Sous total CHF 198'325.-

(sic ; recte : CHF 197'505.-)

Part au bénéfice CHF 66'108.-

(sic ; recte : CHF 65'841.65)

e) Le salaire excessif s'est déterminé de la façon suivante :

Salaire de base CHF 302'220.-

Supplément en fonction du CA CHF 100'820.-

Part au bénéfice CHF 66'108.-

(sic ; recte : CHF 65'735.-)

Rémunération maximum CHF 469'148.-

(sic; recte : CHF 468'755.-)

Salaire effectif CHF 515'393.-

Salaire excessif CHF 46'245.-

(sic; recte : CHF 46'638.-)

f) La société avait versé à son administrateur un salaire excessif de
CHF 46'245.- alors que l'AFC-GE avait retenu que le salaire excessif était de
CHF 69'727.-.

Le salaire excessif représentait 9,85 % du salaire fiscalement admissible, de sorte que la disproportion entre la prestation et la contreprestation n'était pas manifeste et reconnaissable par les organes sociaux. Il n'y avait pas de distribution dissimulée de bénéfice.

14. Par acte du 11 mai 2010, l'AFC-GE a interjeté recours auprès du Tribunal administratif concluant à l'annulation de la décision de la CCRA, tant en ce concernait l'IFD que l'ICC.

Les données telles qu'elle les avait retenues dans la taxation initiale de la contribuable n'étaient pas arbitraires, dès lors que le salaire de base avait été déterminé en fonction du type d'activité, sur la base de données statistiques relatives au secteur économique concerné. L'AFC-GE n'entendait cependant pas revenir sur le calcul de la commission.

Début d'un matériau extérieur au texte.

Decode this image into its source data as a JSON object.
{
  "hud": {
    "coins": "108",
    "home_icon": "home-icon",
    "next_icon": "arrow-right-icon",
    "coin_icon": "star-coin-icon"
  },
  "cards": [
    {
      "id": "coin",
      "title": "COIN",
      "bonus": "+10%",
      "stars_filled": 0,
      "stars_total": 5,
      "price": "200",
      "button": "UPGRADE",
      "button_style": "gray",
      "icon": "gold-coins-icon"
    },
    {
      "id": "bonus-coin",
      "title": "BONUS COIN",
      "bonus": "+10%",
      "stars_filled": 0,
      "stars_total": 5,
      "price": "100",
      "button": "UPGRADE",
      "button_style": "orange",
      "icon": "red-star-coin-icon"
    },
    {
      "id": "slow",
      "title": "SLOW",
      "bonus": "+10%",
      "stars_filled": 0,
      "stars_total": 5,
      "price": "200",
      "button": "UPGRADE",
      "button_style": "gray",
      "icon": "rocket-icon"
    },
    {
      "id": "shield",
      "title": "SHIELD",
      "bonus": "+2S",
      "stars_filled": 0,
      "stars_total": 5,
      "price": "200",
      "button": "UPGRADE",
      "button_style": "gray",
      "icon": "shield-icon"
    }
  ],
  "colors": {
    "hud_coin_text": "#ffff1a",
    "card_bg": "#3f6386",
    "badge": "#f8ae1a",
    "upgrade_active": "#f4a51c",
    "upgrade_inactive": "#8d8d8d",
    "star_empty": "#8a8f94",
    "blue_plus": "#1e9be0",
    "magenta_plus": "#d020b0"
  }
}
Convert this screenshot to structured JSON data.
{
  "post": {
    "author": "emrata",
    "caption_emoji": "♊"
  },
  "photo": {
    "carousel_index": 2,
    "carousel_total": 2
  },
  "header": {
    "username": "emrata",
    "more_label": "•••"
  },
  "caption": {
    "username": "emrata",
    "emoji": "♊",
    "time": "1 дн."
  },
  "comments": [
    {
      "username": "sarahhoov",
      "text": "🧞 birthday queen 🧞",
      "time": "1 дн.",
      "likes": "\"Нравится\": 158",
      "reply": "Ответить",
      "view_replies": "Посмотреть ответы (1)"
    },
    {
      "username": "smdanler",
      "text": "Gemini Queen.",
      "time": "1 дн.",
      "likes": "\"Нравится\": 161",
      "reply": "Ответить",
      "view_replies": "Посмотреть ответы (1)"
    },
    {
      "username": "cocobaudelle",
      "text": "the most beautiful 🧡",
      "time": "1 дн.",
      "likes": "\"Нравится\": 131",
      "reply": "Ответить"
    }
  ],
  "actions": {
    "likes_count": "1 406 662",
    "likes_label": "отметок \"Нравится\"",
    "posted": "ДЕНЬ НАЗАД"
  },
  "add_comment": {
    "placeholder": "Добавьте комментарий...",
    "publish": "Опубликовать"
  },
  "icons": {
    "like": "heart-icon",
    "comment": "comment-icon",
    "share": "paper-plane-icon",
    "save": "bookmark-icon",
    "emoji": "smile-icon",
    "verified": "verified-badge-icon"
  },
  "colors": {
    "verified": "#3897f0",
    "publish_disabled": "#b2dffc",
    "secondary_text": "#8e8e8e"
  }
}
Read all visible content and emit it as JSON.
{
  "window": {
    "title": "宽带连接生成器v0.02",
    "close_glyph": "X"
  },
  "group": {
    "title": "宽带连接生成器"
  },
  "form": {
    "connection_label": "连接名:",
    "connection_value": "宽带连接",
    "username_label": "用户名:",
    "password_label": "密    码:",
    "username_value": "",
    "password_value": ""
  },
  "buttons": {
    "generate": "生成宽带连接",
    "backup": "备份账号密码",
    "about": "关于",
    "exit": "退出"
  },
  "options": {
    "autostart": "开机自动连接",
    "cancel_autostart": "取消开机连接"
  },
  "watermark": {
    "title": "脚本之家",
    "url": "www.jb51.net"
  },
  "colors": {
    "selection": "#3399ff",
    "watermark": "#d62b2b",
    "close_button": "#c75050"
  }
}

La CCRA n'avait pas appliqué correctement la méthode valaisanne.

En insérant les données dans le calculateur de salaire de l'OGMT, notamment en indiquant 60 heures de travail hebdomadaire de l'administrateur, la commission avait retenu des critères trop larges, lesquels aboutissaient systématiquement à la rémunération la plus élevée. Cette méthode établissait un salaire prenant déjà en compte le salaire excessif de l'administrateur.

La part excédant le salaire maximum fiscalement admissible constituait une distribution dissimulée de bénéfice dès le premier franc, dont l'importance ne pouvait échapper aux organes de la société. Cette part n'aurait pas été versée à un tiers dans de mêmes circonstances. Aucun élément autre que la qualité d'actionnaire du bénéficiaire ne permettait de justifier le versement supplémentaire de CHF 46'245.-. Ce montant devait faire l'objet d'une reprise en tant que prestation appréciable en argent.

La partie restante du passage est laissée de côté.